As previously mentioned, slow is best. We clocked up 8km at 4.5 to 6.5 kilometres per hour without a strike. Slowed down to take some photos and hooked up. Trolling no faster than 3kph on the GPS has been producing.

Am planning to run some UD80 Boomerangs in 20m of water next time out just to see what happens.


----------



## madkeensam (Jul 27, 2008)

As AWTY said, bright colours and

getting them down deep are the way to go

for some nice snapper.


----------



## Shorty (May 11, 2008)

Well i spent a bit of time in BCF this arvo, very hard to find anything that runs deep until i found a Halco Laser pro 190xdd which runs at 7 metres plus,,the recomended trolling speed is 7 - 10 knots, whether it will stay in the strike zone at 3 kmh will remain to be seen i guess,,,,,,,,

I never saw any of the lures mentioned on here. 8)


----------



## Dogday (Apr 28, 2009)

Been reading with interest lately a few reports of guys on Pt Philip Bay having some success whilst trolling HB's for snapper and found this quite informative thread so thought I might rehash. I am fairly keen to have a crack,however I do have a couple of questions.I intend to troll around in depths of say 7 to 10 mtrs and wondered how much line should I have out, do I need to add weight at all ? Also I will buy a couple of lures for this purpose and with P.P.Bay in mind which colors,size or brand lure should I look at.Thanks in advance


----------



## RangiRocks (Mar 19, 2009)

Scotty from Hobie in mornington catches a lot this way.I saw his rig last week. He ties a small ball sinker about 1 metre from the lure on the leader to help it get down a little and then uses std bibbed divin lures, fishing in 8-12 metres I think.


----------



## DantheFishoMan (Apr 16, 2009)

Check out the latest copy of Yak Fisher. Scott Lovig has written a great article on this exact topic. Its titled "Snapper on Hardbodies".

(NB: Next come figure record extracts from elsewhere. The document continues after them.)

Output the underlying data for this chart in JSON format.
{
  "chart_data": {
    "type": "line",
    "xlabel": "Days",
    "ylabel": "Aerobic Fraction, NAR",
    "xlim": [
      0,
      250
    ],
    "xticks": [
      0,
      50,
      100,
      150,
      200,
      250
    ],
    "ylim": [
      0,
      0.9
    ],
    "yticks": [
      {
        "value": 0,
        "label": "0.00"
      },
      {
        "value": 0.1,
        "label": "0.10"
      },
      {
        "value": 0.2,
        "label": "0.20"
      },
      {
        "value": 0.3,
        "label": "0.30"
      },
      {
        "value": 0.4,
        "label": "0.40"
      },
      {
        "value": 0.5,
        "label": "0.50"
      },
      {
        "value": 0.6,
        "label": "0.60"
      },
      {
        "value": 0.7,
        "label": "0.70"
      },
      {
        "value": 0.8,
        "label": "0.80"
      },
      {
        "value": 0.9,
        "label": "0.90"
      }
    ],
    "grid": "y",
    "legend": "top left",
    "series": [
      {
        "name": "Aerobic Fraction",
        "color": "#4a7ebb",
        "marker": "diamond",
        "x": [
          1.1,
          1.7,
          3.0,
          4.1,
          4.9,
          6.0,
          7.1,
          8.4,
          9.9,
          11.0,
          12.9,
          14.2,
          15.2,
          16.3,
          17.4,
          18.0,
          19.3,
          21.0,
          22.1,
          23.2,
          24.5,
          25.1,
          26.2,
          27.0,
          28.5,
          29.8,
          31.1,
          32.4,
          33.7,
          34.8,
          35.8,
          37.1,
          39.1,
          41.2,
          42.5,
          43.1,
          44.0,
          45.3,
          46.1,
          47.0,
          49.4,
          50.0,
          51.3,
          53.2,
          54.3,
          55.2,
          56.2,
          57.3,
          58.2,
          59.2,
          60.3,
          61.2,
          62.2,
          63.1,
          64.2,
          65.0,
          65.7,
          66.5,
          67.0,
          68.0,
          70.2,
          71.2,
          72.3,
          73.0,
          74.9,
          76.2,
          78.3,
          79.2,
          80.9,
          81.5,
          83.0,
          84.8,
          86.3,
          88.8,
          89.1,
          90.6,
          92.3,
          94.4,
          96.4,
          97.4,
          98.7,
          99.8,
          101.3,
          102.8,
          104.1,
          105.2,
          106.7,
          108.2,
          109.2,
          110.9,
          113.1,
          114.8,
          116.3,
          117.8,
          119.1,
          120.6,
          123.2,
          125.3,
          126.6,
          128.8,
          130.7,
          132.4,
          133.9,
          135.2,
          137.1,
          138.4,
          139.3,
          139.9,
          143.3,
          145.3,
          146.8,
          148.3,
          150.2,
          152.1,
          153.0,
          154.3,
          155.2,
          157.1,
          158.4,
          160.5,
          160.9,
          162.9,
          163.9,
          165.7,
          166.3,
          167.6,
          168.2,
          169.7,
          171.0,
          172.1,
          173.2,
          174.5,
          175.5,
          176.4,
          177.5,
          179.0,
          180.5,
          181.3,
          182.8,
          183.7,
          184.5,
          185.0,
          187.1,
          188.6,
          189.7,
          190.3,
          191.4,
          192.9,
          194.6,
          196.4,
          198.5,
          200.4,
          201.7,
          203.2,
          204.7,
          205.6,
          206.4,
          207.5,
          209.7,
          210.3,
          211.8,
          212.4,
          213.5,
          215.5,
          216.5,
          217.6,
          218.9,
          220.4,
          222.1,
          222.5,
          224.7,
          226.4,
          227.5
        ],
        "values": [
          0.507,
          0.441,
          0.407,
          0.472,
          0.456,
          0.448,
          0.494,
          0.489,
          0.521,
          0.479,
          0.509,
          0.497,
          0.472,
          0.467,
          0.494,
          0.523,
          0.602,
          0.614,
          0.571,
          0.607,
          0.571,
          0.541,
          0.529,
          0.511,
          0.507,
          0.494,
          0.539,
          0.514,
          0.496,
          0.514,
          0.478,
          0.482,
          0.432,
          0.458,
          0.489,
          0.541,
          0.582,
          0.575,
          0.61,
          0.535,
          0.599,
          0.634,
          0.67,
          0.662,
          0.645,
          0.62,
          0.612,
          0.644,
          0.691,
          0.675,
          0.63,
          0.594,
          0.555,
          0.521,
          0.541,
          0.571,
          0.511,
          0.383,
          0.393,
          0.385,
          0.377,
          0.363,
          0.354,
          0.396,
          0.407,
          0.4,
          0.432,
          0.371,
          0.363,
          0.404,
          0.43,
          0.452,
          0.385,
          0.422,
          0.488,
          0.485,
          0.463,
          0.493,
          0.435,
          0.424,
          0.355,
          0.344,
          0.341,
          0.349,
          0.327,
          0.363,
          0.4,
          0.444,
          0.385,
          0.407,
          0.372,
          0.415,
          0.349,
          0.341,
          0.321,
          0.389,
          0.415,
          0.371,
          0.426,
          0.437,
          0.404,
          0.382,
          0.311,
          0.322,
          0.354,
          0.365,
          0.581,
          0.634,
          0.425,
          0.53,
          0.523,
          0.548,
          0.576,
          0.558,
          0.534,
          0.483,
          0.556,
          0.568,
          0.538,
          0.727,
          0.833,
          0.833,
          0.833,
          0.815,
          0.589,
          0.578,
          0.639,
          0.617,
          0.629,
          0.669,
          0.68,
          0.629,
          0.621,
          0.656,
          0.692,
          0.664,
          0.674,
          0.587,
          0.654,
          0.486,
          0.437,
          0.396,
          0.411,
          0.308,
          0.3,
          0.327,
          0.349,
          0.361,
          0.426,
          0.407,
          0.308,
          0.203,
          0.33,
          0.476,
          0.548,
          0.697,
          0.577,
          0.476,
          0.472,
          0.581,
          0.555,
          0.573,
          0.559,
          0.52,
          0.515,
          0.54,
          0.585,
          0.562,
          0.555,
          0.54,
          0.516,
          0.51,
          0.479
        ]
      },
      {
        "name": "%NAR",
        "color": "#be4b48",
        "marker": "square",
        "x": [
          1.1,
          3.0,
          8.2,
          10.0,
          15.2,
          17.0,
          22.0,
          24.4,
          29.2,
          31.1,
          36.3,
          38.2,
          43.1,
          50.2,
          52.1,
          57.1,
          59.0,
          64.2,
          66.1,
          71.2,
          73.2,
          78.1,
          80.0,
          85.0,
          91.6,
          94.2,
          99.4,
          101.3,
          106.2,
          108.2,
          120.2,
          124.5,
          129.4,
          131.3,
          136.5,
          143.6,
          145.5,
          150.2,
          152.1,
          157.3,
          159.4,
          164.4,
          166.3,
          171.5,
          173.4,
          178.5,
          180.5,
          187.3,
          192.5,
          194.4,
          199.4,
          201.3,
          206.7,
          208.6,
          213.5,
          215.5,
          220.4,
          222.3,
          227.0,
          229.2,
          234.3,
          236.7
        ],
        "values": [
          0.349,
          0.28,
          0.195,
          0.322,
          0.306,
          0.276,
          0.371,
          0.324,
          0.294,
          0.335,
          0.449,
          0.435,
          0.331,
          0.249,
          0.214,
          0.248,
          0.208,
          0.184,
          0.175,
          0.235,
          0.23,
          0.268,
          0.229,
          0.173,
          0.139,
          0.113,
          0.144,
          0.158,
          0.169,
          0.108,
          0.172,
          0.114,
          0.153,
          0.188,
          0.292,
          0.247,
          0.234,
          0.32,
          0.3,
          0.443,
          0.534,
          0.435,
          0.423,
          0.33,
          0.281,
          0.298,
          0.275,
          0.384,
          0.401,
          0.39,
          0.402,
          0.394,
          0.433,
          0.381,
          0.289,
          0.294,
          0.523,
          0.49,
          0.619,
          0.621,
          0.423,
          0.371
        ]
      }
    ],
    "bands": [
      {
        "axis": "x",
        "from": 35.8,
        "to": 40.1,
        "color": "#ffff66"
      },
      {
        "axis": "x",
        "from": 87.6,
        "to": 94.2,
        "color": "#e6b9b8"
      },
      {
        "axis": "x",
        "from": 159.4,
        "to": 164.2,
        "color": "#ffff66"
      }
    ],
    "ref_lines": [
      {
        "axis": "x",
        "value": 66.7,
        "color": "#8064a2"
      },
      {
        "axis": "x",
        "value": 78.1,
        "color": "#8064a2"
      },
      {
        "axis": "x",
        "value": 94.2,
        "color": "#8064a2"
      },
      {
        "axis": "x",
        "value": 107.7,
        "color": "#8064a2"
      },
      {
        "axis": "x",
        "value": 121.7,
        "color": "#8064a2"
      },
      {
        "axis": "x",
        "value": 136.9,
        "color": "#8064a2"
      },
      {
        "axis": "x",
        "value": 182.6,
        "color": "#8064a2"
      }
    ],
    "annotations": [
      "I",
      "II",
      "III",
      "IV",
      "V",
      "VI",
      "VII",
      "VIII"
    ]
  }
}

http://www.afn.com.au/cms/details.asp?NewsID=114

Dan


----------



## Dogday (Apr 28, 2009)

DantheFishoMan said:


> Check out the latest copy of Yak Fisher. Scott Lovig has written a great article on this exact topic. Its titled "Snapper on Hardbodies".
> 
> http://www.afn.com.au/cms/details.asp?NewsID=114
> 
> Dan


Thanks Dan I have now subscribed. The handicapper isn't as grateful,says this kayak fishing is becoming an obsession. Like I didn't know that.


----------



## mattyp (Mar 7, 2008)

DantheFishoMan said:


> Check out the latest copy of Yak Fisher. Scott Lovig has written a great article on this exact topic. Its titled "Snapper on Hardbodies".
> 
> http://www.afn.com.au/cms/details.asp?NewsID=114
> 
> Dan


Great pictures in that article too! ;-) :lol:


----------



## Shorty (May 11, 2008)

Well this is an old thread revived,,these days the lures of choice in the West are the Halco Crazy deeps and Predetek Vipers for snapper,,gave the Rapalas a go ( ones mentioned in Scotts artilce) and they get the thumbs down for snapper,as far as we can work out they are designed for higher speed trolling than kayaks,,the rapalas are beautily crafted and well made but i reckon the Aussie lures out fish them 10 to 1 on Snapper. 8)


----------



## ArWeTherYet (Mar 25, 2007)

Shorty said:


> ,,gave the Rapalas a go ( ones mentioned in Scotts artilce) and they get the thumbs down for snapper,as far as we can work out they are designed for higher speed trolling than kayaks,,the rapalas are beautily crafted and well made but i reckon the Aussie lures out fish them 10 to 1 on Snapper. 8)


X2 on the Rapalas. Never seem to do real well with them and I'm always losing them to the rock monster. At 25-$30 a throw there are much better options. Mind you I have never caught any on the Vipers or Halcos. My favorites are the Predatek Spoon Bill (for summer, very slow troll.......murky water) and the Bomber Long A 10'-12' ( better in winter and can be trolled a little faster....clearer water).......but other lures will work. You need to find the right lure for the location.

As far as fishing goes I would rather catch snapper on SP's. There a lot more challenging, on SP's and it gives the fish a better chance of getting away. With a treble in there mouth they dont have much of a chance and dont fight as hard.


----------